DUBLIN (Reuters) - Former Irish Prime Minister Albert Reynolds, who played a key role in advancing talks towards brokering peace in Northern Ireland, died on Thursday. He was 81.

Reynolds served as prime minister from 1992 to 1994, a period in which he and then British premier John Major signed the Downing Street Declaration, a landmark agreement in the eventual ending of three decades of sectarian bloodshed.

Months after the 1993 deal - which affirmed the right of the people of Ireland to self-determination - the Irish Republican Army (IRA) called a ceasefire. A peace agreement followed in 1998, mostly ending the violence between Irish Catholic nationalists and mostly Protestant pro-British loyalists.

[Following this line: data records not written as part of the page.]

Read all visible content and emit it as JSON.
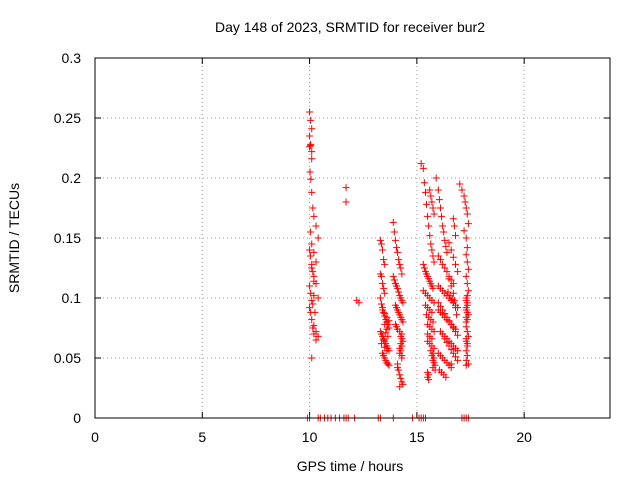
{
  "chart_data": {
    "type": "scatter",
    "title": "Day 148 of 2023, SRMTID for receiver bur2",
    "xlabel": "GPS time / hours",
    "ylabel": "SRMTID / TECUs",
    "xlim": [
      0,
      24
    ],
    "ylim": [
      0,
      0.3
    ],
    "xticks": [
      0,
      5,
      10,
      15,
      20
    ],
    "xtick_labels": [
      "0",
      "5",
      "10",
      "15",
      "20"
    ],
    "yticks": [
      0,
      0.05,
      0.1,
      0.15,
      0.2,
      0.25,
      0.3
    ],
    "ytick_labels": [
      "0",
      "0.05",
      "0.1",
      "0.15",
      "0.2",
      "0.25",
      "0.3"
    ],
    "grid": true,
    "marker": "+",
    "series": [
      {
        "name": "SRMTID",
        "color": "#ff0000",
        "x": [
          10.0,
          10.05,
          10.1,
          10.0,
          10.05,
          10.1,
          10.0,
          10.05,
          10.1,
          10.02,
          10.06,
          10.1,
          10.15,
          10.2,
          10.3,
          10.4,
          10.05,
          10.1,
          10.2,
          10.3,
          10.1,
          10.2,
          10.3,
          10.4,
          10.15,
          10.25,
          10.0,
          10.05,
          10.1,
          10.15,
          10.2,
          10.0,
          10.05,
          10.1,
          10.0,
          10.05,
          10.1,
          10.2,
          10.3,
          10.4,
          10.15,
          10.2,
          10.3,
          10.1,
          10.2,
          11.7,
          11.7,
          12.2,
          12.3,
          13.3,
          13.35,
          13.4,
          13.45,
          13.5,
          13.3,
          13.35,
          13.4,
          13.45,
          13.5,
          13.3,
          13.35,
          13.4,
          13.45,
          13.5,
          13.55,
          13.6,
          13.65,
          13.7,
          13.3,
          13.35,
          13.4,
          13.45,
          13.5,
          13.55,
          13.6,
          13.65,
          13.7,
          13.4,
          13.45,
          13.5,
          13.55,
          13.6,
          13.65,
          13.7,
          13.4,
          13.5,
          13.6,
          13.7,
          13.5,
          13.6,
          13.55,
          13.65,
          13.45,
          13.35,
          13.5,
          13.6,
          13.9,
          13.95,
          14.0,
          14.05,
          14.1,
          14.15,
          14.2,
          14.25,
          14.3,
          13.9,
          13.95,
          14.0,
          14.05,
          14.1,
          14.15,
          14.2,
          14.25,
          14.3,
          14.35,
          14.0,
          14.05,
          14.1,
          14.15,
          14.2,
          14.25,
          14.3,
          14.35,
          14.0,
          14.05,
          14.1,
          14.2,
          14.3,
          14.25,
          14.3,
          14.35,
          14.25,
          14.3,
          14.2,
          14.25,
          14.2,
          14.3,
          14.3,
          14.1,
          14.15,
          14.2,
          14.25,
          14.3,
          14.35,
          14.1,
          14.2,
          15.2,
          15.3,
          15.35,
          15.4,
          15.45,
          15.5,
          15.55,
          15.6,
          15.65,
          15.7,
          15.75,
          15.8,
          15.3,
          15.35,
          15.4,
          15.45,
          15.5,
          15.55,
          15.6,
          15.65,
          15.7,
          15.75,
          15.3,
          15.4,
          15.5,
          15.6,
          15.7,
          15.8,
          15.4,
          15.5,
          15.6,
          15.7,
          15.45,
          15.55,
          15.65,
          15.75,
          15.5,
          15.6,
          15.7,
          15.8,
          15.5,
          15.6,
          15.7,
          15.5,
          15.6,
          15.7,
          15.8,
          15.65,
          15.75,
          15.7,
          15.8,
          15.75,
          15.8,
          15.85,
          15.75,
          15.85,
          15.5,
          15.55,
          15.5,
          15.55,
          15.6,
          15.65,
          15.7,
          15.75,
          15.8,
          15.9,
          16.0,
          16.05,
          16.1,
          16.15,
          16.2,
          16.25,
          16.3,
          16.35,
          16.4,
          16.0,
          16.1,
          16.2,
          16.3,
          16.4,
          16.5,
          16.6,
          16.7,
          16.0,
          16.1,
          16.2,
          16.3,
          16.4,
          16.5,
          16.6,
          16.7,
          16.8,
          16.9,
          16.0,
          16.1,
          16.2,
          16.3,
          16.4,
          16.5,
          16.6,
          16.7,
          16.8,
          16.1,
          16.2,
          16.3,
          16.4,
          16.5,
          16.6,
          16.7,
          16.8,
          16.9,
          16.0,
          16.1,
          16.2,
          16.3,
          16.4,
          16.5,
          16.6,
          16.05,
          16.15,
          16.25,
          16.35,
          16.45,
          16.55,
          16.65,
          16.0,
          16.1,
          16.2,
          16.3,
          16.4,
          16.5,
          16.6,
          16.7,
          16.8,
          16.9,
          16.3,
          16.4,
          16.5,
          16.6,
          16.7,
          16.8,
          16.9,
          16.6,
          16.7,
          16.75,
          16.8,
          16.5,
          16.6,
          16.7,
          16.8,
          16.9,
          16.5,
          16.6,
          16.7,
          16.75,
          16.8,
          16.85,
          17.0,
          17.1,
          17.2,
          17.25,
          17.3,
          17.35,
          17.4,
          17.2,
          17.3,
          17.35,
          17.3,
          17.35,
          17.4,
          17.3,
          17.35,
          17.4,
          17.3,
          17.35,
          17.3,
          17.35,
          17.3,
          17.3,
          17.3,
          17.35,
          17.4,
          17.3,
          17.35,
          17.3,
          17.35,
          17.3,
          17.4,
          17.35,
          17.3,
          17.35,
          17.3,
          17.4,
          17.35,
          17.3,
          17.35,
          17.3,
          9.9,
          10.0,
          10.4,
          10.5,
          10.7,
          10.85,
          11.0,
          11.2,
          11.4,
          11.6,
          11.7,
          11.8,
          12.1,
          13.2,
          13.3,
          14.8,
          13.9,
          15.1,
          15.2,
          15.3,
          15.4,
          17.1,
          17.2,
          17.3,
          17.4
        ],
        "y": [
          0.255,
          0.248,
          0.241,
          0.235,
          0.228,
          0.222,
          0.226,
          0.227,
          0.216,
          0.205,
          0.199,
          0.188,
          0.175,
          0.168,
          0.16,
          0.15,
          0.155,
          0.145,
          0.138,
          0.13,
          0.125,
          0.118,
          0.112,
          0.1,
          0.095,
          0.088,
          0.14,
          0.135,
          0.128,
          0.122,
          0.114,
          0.11,
          0.104,
          0.098,
          0.092,
          0.088,
          0.082,
          0.077,
          0.072,
          0.068,
          0.075,
          0.07,
          0.065,
          0.05,
          0.102,
          0.192,
          0.18,
          0.098,
          0.096,
          0.148,
          0.145,
          0.14,
          0.132,
          0.128,
          0.12,
          0.118,
          0.112,
          0.108,
          0.104,
          0.1,
          0.095,
          0.092,
          0.088,
          0.085,
          0.082,
          0.08,
          0.078,
          0.075,
          0.072,
          0.07,
          0.068,
          0.066,
          0.064,
          0.062,
          0.06,
          0.058,
          0.056,
          0.054,
          0.052,
          0.05,
          0.048,
          0.046,
          0.045,
          0.044,
          0.09,
          0.087,
          0.084,
          0.081,
          0.078,
          0.074,
          0.071,
          0.068,
          0.065,
          0.062,
          0.059,
          0.056,
          0.163,
          0.155,
          0.148,
          0.142,
          0.138,
          0.132,
          0.128,
          0.125,
          0.12,
          0.118,
          0.115,
          0.112,
          0.11,
          0.108,
          0.105,
          0.102,
          0.1,
          0.098,
          0.096,
          0.094,
          0.092,
          0.09,
          0.088,
          0.086,
          0.084,
          0.082,
          0.08,
          0.078,
          0.076,
          0.074,
          0.072,
          0.07,
          0.068,
          0.066,
          0.064,
          0.062,
          0.06,
          0.058,
          0.056,
          0.054,
          0.052,
          0.05,
          0.045,
          0.04,
          0.036,
          0.033,
          0.03,
          0.028,
          0.042,
          0.026,
          0.212,
          0.208,
          0.196,
          0.188,
          0.178,
          0.168,
          0.16,
          0.152,
          0.145,
          0.14,
          0.135,
          0.13,
          0.128,
          0.125,
          0.122,
          0.12,
          0.118,
          0.116,
          0.114,
          0.112,
          0.11,
          0.108,
          0.106,
          0.104,
          0.102,
          0.1,
          0.098,
          0.096,
          0.094,
          0.092,
          0.09,
          0.088,
          0.086,
          0.084,
          0.082,
          0.08,
          0.078,
          0.076,
          0.074,
          0.072,
          0.07,
          0.068,
          0.066,
          0.064,
          0.062,
          0.06,
          0.058,
          0.056,
          0.054,
          0.052,
          0.05,
          0.048,
          0.046,
          0.044,
          0.042,
          0.04,
          0.038,
          0.036,
          0.034,
          0.032,
          0.19,
          0.185,
          0.18,
          0.175,
          0.17,
          0.2,
          0.19,
          0.182,
          0.175,
          0.168,
          0.16,
          0.155,
          0.148,
          0.143,
          0.138,
          0.135,
          0.132,
          0.128,
          0.125,
          0.122,
          0.118,
          0.115,
          0.112,
          0.11,
          0.108,
          0.106,
          0.104,
          0.102,
          0.1,
          0.098,
          0.096,
          0.094,
          0.092,
          0.09,
          0.088,
          0.086,
          0.084,
          0.082,
          0.08,
          0.078,
          0.076,
          0.074,
          0.072,
          0.07,
          0.068,
          0.066,
          0.064,
          0.062,
          0.06,
          0.058,
          0.056,
          0.054,
          0.052,
          0.05,
          0.048,
          0.046,
          0.044,
          0.042,
          0.04,
          0.038,
          0.036,
          0.034,
          0.105,
          0.102,
          0.099,
          0.096,
          0.093,
          0.09,
          0.087,
          0.084,
          0.081,
          0.078,
          0.075,
          0.072,
          0.069,
          0.066,
          0.063,
          0.06,
          0.057,
          0.054,
          0.051,
          0.048,
          0.045,
          0.166,
          0.16,
          0.152,
          0.146,
          0.14,
          0.134,
          0.128,
          0.122,
          0.116,
          0.11,
          0.104,
          0.098,
          0.092,
          0.086,
          0.195,
          0.19,
          0.185,
          0.18,
          0.175,
          0.17,
          0.162,
          0.156,
          0.15,
          0.142,
          0.136,
          0.13,
          0.124,
          0.118,
          0.112,
          0.106,
          0.1,
          0.096,
          0.092,
          0.088,
          0.084,
          0.08,
          0.076,
          0.072,
          0.068,
          0.064,
          0.06,
          0.056,
          0.052,
          0.048,
          0.045,
          0.102,
          0.098,
          0.094,
          0.09,
          0.086,
          0.082,
          0.066,
          0.062,
          0.044,
          0,
          0,
          0,
          0,
          0,
          0,
          0,
          0,
          0,
          0,
          0,
          0,
          0,
          0,
          0,
          0,
          0,
          0,
          0,
          0,
          0,
          0,
          0,
          0,
          0
        ]
      }
    ]
  }
}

Reynolds died after a long illness, his Fianna Fail party said.

"What he brought to the process was a straight-forwardness. The ability to act when it matters is what stands out," Gerry Adams, leader of the nationalist Sinn Fein party and a key figure in the peace talks, told national broadcaster RTE.

"The British government were very reluctant participants in the peace process at that time, so were many elements of the Irish establishment. It's probably only possible when Albert Reynolds came in as a bit of an outsider, that he was able to turn some of that around."

Reynolds, who served as finance minister during the 1980s, led two short coalition governments before resigning as party leader and prime minister in 1994 following a dispute with his junior partner in government.